We observe a negative correlation between the average weighted contribution scores of CTNA and PPT in the region several dozen bases upstream of the acceptor splice site. Additionally, there is a small peak in the average weighted contribution scores of CTNA in a small region just before the rise in the average weighted contribution scores of PPT (highlighted in
Figure 5d). Furthermore, we notice that as we approach the acceptor splice site, the average contribution scores of CTNA become smaller and negative, while PPT exhibit the opposite trend. These observations confirm that our model can automatically learn the biological features of BP and PPT.

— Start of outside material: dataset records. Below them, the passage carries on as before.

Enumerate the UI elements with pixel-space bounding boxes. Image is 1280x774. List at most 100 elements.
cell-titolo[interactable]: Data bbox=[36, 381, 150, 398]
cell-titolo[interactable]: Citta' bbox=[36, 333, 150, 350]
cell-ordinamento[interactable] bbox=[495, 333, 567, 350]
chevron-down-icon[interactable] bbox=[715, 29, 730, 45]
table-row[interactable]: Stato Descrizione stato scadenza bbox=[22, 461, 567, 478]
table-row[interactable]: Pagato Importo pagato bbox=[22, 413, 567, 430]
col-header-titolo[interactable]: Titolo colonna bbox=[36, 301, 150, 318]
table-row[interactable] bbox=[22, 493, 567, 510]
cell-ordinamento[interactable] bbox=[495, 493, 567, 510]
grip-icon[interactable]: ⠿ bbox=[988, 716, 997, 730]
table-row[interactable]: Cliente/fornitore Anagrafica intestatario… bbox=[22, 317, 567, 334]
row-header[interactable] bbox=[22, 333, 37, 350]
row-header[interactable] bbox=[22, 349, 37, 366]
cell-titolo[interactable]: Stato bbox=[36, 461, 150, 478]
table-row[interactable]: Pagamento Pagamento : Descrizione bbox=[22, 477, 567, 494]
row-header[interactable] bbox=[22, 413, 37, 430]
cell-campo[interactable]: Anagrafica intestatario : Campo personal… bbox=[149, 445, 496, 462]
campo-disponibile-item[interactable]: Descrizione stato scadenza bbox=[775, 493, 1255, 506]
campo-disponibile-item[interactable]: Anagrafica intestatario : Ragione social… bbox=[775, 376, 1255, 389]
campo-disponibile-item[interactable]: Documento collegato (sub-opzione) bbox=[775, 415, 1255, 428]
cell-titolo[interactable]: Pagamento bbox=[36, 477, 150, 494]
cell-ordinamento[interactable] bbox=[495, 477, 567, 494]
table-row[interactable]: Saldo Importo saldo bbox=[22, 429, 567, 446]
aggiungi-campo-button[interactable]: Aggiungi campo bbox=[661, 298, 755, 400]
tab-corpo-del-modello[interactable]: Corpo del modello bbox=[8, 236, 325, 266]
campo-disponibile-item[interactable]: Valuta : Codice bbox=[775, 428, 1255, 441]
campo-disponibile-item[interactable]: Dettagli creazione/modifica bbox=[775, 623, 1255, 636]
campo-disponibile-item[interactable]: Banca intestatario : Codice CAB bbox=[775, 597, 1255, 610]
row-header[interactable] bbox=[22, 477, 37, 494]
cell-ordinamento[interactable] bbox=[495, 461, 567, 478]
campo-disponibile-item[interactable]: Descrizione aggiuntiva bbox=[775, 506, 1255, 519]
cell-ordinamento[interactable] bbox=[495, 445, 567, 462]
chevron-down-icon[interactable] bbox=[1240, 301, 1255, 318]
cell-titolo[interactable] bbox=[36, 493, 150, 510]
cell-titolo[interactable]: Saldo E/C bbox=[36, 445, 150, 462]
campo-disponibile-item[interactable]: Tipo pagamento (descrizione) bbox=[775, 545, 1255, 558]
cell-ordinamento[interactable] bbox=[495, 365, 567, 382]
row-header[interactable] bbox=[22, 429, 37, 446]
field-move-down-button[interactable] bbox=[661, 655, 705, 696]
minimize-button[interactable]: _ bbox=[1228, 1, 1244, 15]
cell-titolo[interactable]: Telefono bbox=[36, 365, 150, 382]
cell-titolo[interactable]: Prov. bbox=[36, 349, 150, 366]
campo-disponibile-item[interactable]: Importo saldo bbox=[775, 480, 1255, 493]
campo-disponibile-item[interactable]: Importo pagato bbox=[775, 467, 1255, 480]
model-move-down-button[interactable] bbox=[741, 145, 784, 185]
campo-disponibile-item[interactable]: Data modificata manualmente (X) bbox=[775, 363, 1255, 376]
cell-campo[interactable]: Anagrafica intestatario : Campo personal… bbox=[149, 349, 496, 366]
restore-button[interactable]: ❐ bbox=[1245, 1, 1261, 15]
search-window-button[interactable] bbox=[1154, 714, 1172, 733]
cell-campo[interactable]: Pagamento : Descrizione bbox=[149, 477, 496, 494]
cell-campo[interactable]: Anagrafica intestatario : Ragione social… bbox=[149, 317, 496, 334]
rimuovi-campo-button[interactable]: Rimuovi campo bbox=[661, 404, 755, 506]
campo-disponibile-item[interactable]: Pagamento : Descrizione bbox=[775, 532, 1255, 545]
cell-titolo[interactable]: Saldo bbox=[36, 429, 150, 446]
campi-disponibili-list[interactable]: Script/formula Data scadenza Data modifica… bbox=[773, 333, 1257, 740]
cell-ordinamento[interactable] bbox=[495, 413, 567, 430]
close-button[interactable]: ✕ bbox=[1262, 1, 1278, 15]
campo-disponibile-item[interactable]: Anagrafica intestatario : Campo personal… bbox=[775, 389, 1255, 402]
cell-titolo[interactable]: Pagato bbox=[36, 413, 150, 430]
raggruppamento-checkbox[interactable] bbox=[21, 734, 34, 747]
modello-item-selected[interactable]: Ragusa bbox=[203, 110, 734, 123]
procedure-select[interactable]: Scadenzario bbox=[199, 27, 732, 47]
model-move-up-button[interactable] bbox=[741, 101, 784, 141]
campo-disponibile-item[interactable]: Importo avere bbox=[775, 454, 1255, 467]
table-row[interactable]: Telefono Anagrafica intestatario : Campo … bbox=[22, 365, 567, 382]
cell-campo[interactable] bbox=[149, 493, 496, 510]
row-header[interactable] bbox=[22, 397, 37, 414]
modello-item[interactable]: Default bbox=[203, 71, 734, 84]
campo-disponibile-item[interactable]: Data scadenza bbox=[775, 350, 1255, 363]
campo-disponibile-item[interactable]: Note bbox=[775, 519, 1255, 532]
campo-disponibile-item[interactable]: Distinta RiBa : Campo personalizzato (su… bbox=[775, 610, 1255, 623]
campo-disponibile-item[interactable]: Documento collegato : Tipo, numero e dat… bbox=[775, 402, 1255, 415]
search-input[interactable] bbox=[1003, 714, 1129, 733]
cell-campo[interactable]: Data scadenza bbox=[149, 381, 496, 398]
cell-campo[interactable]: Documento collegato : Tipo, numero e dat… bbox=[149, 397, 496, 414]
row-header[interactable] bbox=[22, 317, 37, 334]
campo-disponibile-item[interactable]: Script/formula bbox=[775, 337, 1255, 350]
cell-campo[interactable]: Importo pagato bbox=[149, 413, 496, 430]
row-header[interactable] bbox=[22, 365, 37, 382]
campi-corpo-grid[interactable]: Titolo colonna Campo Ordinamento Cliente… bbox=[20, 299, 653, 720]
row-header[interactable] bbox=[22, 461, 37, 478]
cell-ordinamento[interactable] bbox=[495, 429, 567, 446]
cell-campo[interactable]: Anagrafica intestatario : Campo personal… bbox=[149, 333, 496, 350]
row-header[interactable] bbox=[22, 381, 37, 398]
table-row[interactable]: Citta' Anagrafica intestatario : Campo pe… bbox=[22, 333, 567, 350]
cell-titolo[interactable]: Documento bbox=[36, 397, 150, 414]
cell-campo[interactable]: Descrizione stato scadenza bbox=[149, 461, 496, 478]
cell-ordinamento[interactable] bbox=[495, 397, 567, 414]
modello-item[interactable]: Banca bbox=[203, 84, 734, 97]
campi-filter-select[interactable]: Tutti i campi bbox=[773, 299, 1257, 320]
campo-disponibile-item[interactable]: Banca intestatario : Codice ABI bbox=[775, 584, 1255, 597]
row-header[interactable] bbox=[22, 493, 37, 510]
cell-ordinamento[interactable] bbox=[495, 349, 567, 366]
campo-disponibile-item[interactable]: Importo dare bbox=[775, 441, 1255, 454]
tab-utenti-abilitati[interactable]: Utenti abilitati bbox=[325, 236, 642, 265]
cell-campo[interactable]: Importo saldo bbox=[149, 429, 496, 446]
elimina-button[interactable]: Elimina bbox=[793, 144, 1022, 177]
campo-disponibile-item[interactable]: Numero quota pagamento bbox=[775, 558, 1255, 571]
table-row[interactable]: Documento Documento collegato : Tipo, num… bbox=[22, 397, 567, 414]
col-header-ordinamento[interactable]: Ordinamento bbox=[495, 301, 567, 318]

Research by Gooding et al. suggests a unique biological feature upstream of the acceptor splice site, known as the AG exclusion zone [
48]. To verify the model’s learning of this biological feature, we studied the average contribution scores of the AG motif in the
Homo acceptor model, as shown in
Figure 5d. We observe a sharp decrease and negative values in the average weighted contribution scores of the AG motif in a region just before the acceptor splice site.

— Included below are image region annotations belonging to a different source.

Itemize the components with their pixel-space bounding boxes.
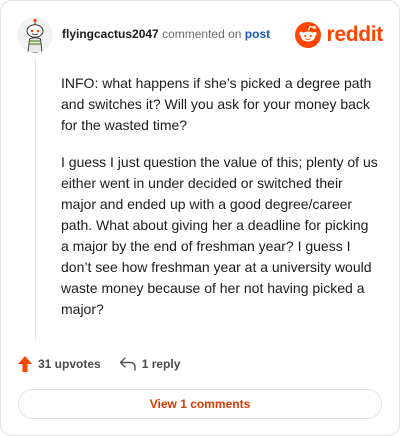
reply-button[interactable]: 1 reply	[119, 356, 181, 372]
reddit-logo-icon	[295, 22, 322, 48]
comment-card: flyingcactus2047 commented on post reddi	[0, 0, 400, 436]
comment-actions: 31 upvotes 1 reply	[17, 353, 180, 375]
comment-meta: flyingcactus2047 commented on post	[62, 27, 270, 41]
view-comments-button[interactable]: View 1 comments	[18, 389, 382, 419]
upvote-arrow-icon	[18, 356, 32, 372]
reply-count: 1 reply	[141, 357, 181, 371]
comment-paragraph: INFO: what happens if she’s picked a deg…	[61, 75, 372, 133]
thread-line	[35, 59, 36, 339]
post-link[interactable]: post	[245, 27, 270, 41]
avatar[interactable]	[17, 17, 53, 53]
comment-header: flyingcactus2047 commented on post reddi	[17, 17, 383, 53]
action-text: commented on	[162, 27, 242, 41]
username[interactable]: flyingcactus2047	[62, 27, 159, 41]
upvote-button[interactable]: 31 upvotes	[17, 355, 101, 373]
comment-paragraph: I guess I just question the value of thi…	[61, 154, 378, 317]
upvote-count: 31 upvotes	[38, 357, 101, 371]
brand-name: reddit	[326, 23, 383, 46]
avatar-icon	[17, 17, 53, 53]
reply-arrow-icon	[119, 357, 136, 371]
comment-body: INFO: what happens if she’s picked a deg…	[61, 73, 379, 336]
reddit-brand[interactable]: reddit	[295, 21, 383, 49]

Figure 5e displays the importance of heatmaps for each nucleotide position in the donor and acceptor models. In the heatmap, it is observable that nucleotides around splice sites have the greatest average impact on the model’s predictive results. Moreover, the broader regions around splice sites are generally more important than the marginal regions. The heatmaps of the three biological models mutually affirm the correctness of these observations, consistent with the findings in
Figure 5a. Notably, we observe a high similarity between the heatmaps of
Oryza and
Arabidopsis models, indicating a high similarity in the nucleotide regions crucial for decision-making in the model learning process for these two organisms. However, there are substantial differences in the decisive nucleotide regions between the
Homo model and the models of
Oryza and
Arabidopsis.
Our observation results from the nucleotide position heatmaps validate that the cross-species validation experiment results are accurate. The cross-species validation between Oryza and Arabidopsis performs better than the cross-organism validation involving Homo. This underscores that similar organisms have a high degree of similarity in the decision features learned during model training. From a model interpretation perspective, we further emphasize that DRANetSplicer possesses the capability for cross-species prediction of splice sites.

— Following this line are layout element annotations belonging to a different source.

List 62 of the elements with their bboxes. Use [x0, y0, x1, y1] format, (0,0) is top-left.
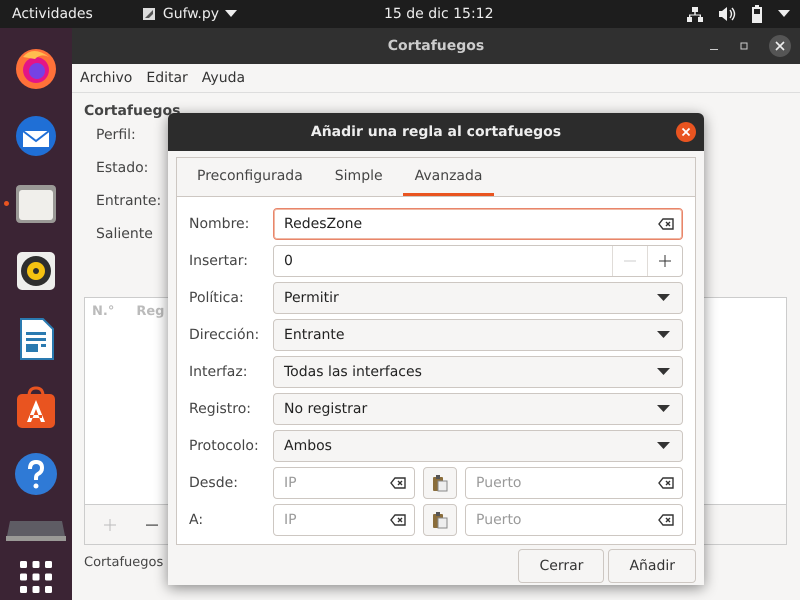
menu-item[interactable]: Archivo	[80, 70, 132, 86]
tab[interactable]: Preconfigurada	[185, 158, 315, 196]
field-label: Interfaz:	[189, 364, 248, 380]
network-icon[interactable]	[686, 6, 704, 22]
field-label: Protocolo:	[189, 438, 260, 454]
caret-icon[interactable]	[778, 10, 790, 18]
clipboard-icon	[432, 474, 448, 492]
dialog-title: Añadir una regla al cortafuegos	[310, 124, 562, 140]
dropdown[interactable]: Todas las interfaces	[273, 356, 683, 388]
clear-icon[interactable]	[658, 477, 674, 489]
caret-icon	[657, 368, 670, 376]
clipboard-icon	[432, 511, 448, 529]
caret-icon	[657, 331, 670, 339]
plus-icon	[658, 254, 672, 268]
caret-icon	[657, 294, 670, 302]
dropdown[interactable]: Permitir	[273, 282, 683, 314]
menu-item[interactable]: Ayuda	[202, 70, 246, 86]
maximize-icon[interactable]	[738, 40, 750, 52]
close-icon[interactable]	[676, 122, 696, 142]
dialog-button[interactable]: Añadir	[608, 549, 696, 583]
menu-item[interactable]: Editar	[146, 70, 188, 86]
field-label: Estado:	[96, 160, 148, 178]
field-label: Desde:	[189, 475, 239, 491]
app-menu[interactable]: Gufw.py	[140, 6, 238, 22]
paste-button[interactable]	[423, 504, 457, 536]
app-grid-icon[interactable]	[19, 560, 53, 594]
field-label: Entrante:	[96, 193, 162, 211]
dropdown[interactable]: No registrar	[273, 393, 683, 425]
minus-icon	[624, 260, 636, 262]
tab[interactable]: Avanzada	[402, 158, 494, 196]
caret-icon	[225, 10, 238, 18]
clear-icon[interactable]	[658, 514, 674, 526]
field-label: Dirección:	[189, 327, 260, 343]
field-label: Saliente	[96, 226, 153, 244]
caret-icon	[657, 442, 670, 450]
field-label: Política:	[189, 290, 245, 306]
drive-icon[interactable]	[4, 519, 68, 544]
dropdown[interactable]: Entrante	[273, 319, 683, 351]
tab[interactable]: Simple	[322, 158, 395, 196]
name-field[interactable]: RedesZone	[273, 208, 683, 240]
field-label: Insertar:	[189, 253, 249, 269]
clear-icon[interactable]	[390, 477, 406, 489]
field-label: Nombre:	[189, 216, 250, 232]
volume-icon[interactable]	[718, 6, 736, 22]
close-icon[interactable]	[768, 34, 792, 58]
field-label: Registro:	[189, 401, 252, 417]
clear-icon[interactable]	[390, 514, 406, 526]
activities-button[interactable]: Actividades	[0, 6, 105, 22]
battery-icon[interactable]	[750, 5, 764, 23]
spin-field[interactable]: 0	[273, 245, 683, 277]
window-title: Cortafuegos	[388, 38, 484, 54]
clock[interactable]: 15 de dic 15:12	[384, 6, 494, 22]
dropdown[interactable]: Ambos	[273, 430, 683, 462]
help-icon[interactable]	[13, 451, 59, 498]
status-text: Cortafuegos	[84, 555, 164, 570]
field-label: Perfil:	[96, 127, 136, 145]
paste-button[interactable]	[423, 467, 457, 499]
dialog-button[interactable]: Cerrar	[518, 549, 604, 583]
app-icon	[140, 6, 157, 22]
field-label: A:	[189, 512, 204, 528]
clear-icon[interactable]	[658, 218, 674, 230]
caret-icon	[657, 405, 670, 413]
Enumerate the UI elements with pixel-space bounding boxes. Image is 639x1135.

In summary, we have demonstrated that the DRANetSplicer model can learn known biological features, indicating its ability to automatically learn biological features from gene sequences. However, we need to further enhance model interpretability to achieve the goal of providing biological insights that human experts have not described yet, rather than being just a black-box classifier. This represents a major challenge and is a direction for our future work.